Brain Training For Success – Lesson 3.4 – Substitute Positive Habits For Your Negative Habits

Estimated Reading Time: 4 minutes
Success consists of going from failure to failure without loss of enthusiasm.
(Winston Churchill)

Welcome to Lesson #17 of the Brain Training for Success course!

You learned about the negative effect that poor habits can have on your success.

Imagine being able to replace those negative habits with new, empowering habits.

In this lesson, we’ll find out how to accomplish that. You take the express lane to success when you can simultaneously eliminate poor habits and build effective habits.

To interrupt a negative habit, you could substitute a positive habit.

Those positive actions will then aid you in achieving the results you want in life.

Considering Tom’s scenario in the last lesson, let’s apply this information.

Tom’s best hope is to realize the effects these habits are having on his entire life and health.

Once he consciously connects with the damage he’s doing to himself by practising these habits and that he truly wants to change his physical self, he can then begin work to build the health and life he truly seeks.

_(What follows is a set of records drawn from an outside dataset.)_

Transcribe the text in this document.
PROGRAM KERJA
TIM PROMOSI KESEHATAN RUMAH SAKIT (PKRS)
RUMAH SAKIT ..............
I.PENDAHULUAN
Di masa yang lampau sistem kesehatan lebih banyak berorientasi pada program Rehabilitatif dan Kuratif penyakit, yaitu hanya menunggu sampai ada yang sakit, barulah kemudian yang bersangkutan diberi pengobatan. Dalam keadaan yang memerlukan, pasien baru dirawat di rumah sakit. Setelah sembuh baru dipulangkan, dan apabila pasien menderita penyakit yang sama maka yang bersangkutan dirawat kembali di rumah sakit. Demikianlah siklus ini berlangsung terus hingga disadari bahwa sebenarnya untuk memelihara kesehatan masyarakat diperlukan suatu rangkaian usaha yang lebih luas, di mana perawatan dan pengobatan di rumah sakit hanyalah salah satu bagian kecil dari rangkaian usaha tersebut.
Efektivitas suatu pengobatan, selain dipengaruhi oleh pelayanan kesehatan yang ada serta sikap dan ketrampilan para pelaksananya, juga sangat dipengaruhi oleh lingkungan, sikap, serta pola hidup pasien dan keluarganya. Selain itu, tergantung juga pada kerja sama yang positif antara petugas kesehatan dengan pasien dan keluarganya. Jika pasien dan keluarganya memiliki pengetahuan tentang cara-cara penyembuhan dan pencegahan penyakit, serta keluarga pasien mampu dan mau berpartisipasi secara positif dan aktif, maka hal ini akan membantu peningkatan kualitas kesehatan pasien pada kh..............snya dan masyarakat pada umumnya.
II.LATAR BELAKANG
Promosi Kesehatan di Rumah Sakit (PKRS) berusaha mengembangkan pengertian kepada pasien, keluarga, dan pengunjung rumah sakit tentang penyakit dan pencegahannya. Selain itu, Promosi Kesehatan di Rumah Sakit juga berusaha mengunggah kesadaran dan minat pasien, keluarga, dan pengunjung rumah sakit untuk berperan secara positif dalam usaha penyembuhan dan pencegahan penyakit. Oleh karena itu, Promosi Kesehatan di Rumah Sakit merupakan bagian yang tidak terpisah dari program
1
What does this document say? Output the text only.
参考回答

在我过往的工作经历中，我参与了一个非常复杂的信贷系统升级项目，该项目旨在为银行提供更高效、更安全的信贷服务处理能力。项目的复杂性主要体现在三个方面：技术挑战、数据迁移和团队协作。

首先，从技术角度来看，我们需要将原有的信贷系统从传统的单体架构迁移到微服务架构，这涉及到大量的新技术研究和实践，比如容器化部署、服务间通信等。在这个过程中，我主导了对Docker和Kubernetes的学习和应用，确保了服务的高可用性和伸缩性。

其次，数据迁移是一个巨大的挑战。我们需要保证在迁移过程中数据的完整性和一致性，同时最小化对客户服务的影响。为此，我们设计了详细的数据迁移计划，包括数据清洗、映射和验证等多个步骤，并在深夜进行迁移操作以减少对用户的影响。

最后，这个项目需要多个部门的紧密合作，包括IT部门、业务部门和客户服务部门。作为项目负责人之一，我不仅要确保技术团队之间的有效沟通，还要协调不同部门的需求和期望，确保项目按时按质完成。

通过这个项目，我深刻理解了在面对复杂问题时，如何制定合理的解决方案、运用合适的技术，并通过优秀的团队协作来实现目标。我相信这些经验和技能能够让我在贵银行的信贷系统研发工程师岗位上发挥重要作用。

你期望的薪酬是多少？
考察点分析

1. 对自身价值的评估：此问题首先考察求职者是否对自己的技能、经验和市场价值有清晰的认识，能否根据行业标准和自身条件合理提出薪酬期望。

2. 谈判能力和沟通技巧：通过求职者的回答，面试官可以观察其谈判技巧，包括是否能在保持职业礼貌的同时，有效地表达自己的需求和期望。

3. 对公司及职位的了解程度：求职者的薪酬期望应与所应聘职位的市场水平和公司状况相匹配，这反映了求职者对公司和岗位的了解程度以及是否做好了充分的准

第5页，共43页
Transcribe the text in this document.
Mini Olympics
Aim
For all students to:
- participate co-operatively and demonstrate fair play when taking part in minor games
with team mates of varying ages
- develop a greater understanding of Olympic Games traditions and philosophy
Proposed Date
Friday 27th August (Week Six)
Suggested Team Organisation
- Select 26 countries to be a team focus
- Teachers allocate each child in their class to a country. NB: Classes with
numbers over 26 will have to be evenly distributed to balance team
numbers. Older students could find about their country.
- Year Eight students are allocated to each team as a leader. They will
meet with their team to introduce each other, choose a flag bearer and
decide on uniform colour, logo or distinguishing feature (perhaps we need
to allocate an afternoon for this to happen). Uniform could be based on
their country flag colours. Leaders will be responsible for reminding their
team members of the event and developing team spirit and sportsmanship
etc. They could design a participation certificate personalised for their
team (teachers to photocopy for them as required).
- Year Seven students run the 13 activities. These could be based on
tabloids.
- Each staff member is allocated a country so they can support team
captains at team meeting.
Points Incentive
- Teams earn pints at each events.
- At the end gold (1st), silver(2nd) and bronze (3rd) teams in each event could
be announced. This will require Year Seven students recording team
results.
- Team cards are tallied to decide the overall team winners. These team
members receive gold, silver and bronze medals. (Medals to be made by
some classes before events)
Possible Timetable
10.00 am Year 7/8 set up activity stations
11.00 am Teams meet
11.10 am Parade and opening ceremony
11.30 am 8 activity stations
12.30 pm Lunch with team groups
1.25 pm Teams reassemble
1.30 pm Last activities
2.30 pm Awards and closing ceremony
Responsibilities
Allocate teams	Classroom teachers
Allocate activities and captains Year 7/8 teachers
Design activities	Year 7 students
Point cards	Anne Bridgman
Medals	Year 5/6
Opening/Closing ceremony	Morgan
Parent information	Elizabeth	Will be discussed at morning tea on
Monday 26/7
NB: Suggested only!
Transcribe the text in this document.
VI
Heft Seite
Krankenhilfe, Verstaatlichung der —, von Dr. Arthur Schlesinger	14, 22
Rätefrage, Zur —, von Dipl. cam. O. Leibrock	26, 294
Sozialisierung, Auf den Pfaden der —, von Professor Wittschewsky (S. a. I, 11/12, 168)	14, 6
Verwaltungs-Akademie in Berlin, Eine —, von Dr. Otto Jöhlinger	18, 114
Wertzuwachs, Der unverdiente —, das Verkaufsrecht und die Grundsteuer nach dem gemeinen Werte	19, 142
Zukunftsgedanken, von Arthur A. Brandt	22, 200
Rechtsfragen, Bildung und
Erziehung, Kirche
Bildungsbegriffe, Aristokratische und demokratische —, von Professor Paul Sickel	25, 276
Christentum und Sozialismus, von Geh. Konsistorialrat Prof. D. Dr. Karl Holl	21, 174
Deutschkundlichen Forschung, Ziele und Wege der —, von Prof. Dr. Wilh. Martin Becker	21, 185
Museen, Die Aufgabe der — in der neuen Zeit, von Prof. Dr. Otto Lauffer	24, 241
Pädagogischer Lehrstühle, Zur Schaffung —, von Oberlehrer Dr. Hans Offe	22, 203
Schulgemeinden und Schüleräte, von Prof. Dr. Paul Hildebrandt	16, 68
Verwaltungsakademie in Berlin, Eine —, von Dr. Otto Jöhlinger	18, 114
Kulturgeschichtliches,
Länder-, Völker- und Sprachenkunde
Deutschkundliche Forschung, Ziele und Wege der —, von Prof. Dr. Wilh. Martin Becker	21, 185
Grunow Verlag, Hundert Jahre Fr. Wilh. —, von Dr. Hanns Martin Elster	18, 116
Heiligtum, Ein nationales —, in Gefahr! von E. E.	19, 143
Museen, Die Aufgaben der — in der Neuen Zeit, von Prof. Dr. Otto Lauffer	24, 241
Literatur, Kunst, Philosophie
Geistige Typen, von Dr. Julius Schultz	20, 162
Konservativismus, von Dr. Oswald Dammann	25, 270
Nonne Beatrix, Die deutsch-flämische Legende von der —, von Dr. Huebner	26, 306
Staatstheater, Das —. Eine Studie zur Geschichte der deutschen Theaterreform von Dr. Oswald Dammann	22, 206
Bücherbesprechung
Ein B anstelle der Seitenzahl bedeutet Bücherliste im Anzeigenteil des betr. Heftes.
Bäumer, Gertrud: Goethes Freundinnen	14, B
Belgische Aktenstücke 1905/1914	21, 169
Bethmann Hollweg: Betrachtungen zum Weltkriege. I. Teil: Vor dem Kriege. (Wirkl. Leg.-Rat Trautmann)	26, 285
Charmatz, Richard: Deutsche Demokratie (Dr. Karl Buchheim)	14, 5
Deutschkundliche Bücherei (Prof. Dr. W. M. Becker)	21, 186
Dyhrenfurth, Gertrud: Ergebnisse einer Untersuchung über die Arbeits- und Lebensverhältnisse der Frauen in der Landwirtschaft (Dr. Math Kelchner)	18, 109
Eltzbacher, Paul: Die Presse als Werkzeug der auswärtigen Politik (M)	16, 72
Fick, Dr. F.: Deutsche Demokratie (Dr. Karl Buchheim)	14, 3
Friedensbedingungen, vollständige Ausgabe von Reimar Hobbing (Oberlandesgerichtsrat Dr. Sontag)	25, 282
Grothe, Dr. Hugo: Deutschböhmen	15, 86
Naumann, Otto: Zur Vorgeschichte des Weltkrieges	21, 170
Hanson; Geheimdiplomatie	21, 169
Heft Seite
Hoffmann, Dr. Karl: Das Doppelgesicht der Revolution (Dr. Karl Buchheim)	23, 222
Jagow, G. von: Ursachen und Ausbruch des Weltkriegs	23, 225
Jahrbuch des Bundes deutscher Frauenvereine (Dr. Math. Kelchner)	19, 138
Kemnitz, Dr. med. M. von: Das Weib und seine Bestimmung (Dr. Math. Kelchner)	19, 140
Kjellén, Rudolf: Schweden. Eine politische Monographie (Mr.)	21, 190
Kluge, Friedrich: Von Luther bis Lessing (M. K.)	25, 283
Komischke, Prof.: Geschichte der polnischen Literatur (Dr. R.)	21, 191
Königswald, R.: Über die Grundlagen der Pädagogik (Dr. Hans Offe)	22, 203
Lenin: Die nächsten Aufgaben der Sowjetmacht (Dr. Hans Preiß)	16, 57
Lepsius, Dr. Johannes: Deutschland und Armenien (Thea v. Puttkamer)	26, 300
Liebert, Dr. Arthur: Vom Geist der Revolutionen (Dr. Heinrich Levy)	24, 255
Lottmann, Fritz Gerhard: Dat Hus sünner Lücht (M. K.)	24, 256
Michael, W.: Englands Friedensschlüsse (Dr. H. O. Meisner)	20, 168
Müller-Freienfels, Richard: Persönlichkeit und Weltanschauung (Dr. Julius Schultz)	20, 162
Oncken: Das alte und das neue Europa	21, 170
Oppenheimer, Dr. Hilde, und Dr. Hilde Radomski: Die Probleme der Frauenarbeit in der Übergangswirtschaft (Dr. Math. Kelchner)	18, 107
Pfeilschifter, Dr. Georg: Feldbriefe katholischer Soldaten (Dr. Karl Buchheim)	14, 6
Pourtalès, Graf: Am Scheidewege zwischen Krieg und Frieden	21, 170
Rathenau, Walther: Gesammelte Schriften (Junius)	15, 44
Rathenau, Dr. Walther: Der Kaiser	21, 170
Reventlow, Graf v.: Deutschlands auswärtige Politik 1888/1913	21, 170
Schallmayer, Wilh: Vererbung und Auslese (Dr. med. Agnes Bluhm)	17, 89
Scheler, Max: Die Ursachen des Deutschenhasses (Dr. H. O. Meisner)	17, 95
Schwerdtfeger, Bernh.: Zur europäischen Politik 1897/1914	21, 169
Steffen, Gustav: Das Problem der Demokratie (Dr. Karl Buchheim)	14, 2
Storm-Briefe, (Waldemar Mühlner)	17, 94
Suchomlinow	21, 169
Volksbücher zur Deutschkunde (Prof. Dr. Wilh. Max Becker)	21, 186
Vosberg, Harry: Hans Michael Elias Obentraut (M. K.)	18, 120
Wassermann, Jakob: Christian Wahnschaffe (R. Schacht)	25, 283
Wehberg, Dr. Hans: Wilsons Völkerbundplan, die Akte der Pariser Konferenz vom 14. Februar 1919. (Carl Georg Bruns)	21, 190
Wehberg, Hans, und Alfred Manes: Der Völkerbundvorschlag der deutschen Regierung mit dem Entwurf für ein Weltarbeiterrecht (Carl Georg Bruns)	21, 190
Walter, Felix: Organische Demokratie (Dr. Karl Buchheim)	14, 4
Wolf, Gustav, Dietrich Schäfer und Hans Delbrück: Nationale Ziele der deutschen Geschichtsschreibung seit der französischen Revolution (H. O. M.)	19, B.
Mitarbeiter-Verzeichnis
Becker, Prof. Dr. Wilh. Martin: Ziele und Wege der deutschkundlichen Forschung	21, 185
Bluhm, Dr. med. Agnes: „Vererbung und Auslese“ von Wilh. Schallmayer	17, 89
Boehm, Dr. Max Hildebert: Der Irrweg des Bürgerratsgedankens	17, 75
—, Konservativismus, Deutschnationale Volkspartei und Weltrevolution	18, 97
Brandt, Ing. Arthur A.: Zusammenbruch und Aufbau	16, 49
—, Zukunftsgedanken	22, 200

He can replace his negative habits with positive ones.

To do this, Tom can:

  1. Set his alarm on Saturdays for 8:30 a.m. He’ll still get an extra hour and a half of sleep.
  2. Choose to eat a smaller breakfast of one piece of sausage, one biscuit, and one egg to experience the flavours he truly enjoys.
  3. Show up to play basketball with the guys on Saturday mornings at 10:00 a.m.
  4. Allow himself a couple of hours to rest after he shoots some hoops.
  5. Repeat this behaviour every Saturday consistently for 66 times. At the least, Tom should avoid skipping Saturdays during the first months of his new behaviour.
  6. Ensure he’s home on Friday nights so he’s in his own home (the same location) on Saturday mornings.
  7. Establish situational cues to trigger him to perform the positive behaviours that will lead to habit formation. For example, Tom can lay out his basketball clothes and shoes so they’re the first things he sees when his alarm sounds.

Apply this type of thinking in your own case. Read the next hypothetical vignette and review the steps to changing behaviour from a negative habit to a positive one.

Case Vignette #2

Maybe you want to be healthier and lose a few pounds.

But for the last several years, you’ve taken the no-fuss, easy way out at breakfast time. You started your day with a cinnamon roll or doughnut. Let’s face it, it’s an easy breakfast and you can just reach for it and go.

How can you change this continuous loop of starting your day off all wrong just because of a negative habit to doing something that leads to your good health – a positive habit?

  1. Acknowledge to yourself that your cinnamon roll / doughnut habit is a negative habit. It’s something you do over and over again, even though you feel you shouldn’t.

    Somehow, you’ve got to consciously connect what you’re doing to its negative effects, which in this case could be high cholesterol, excess pounds, and late morning headaches due to a lack of protein and overload of fats and carbs in your morning “meal”.

  2. Consider ways you can replace your negative habit with a more positive habit. Ask yourself, what could I do instead?
  3. You could stop buying cinnamon rolls and doughnuts. If they’re not in the house, you won’t engage in this unhealthy eating habit.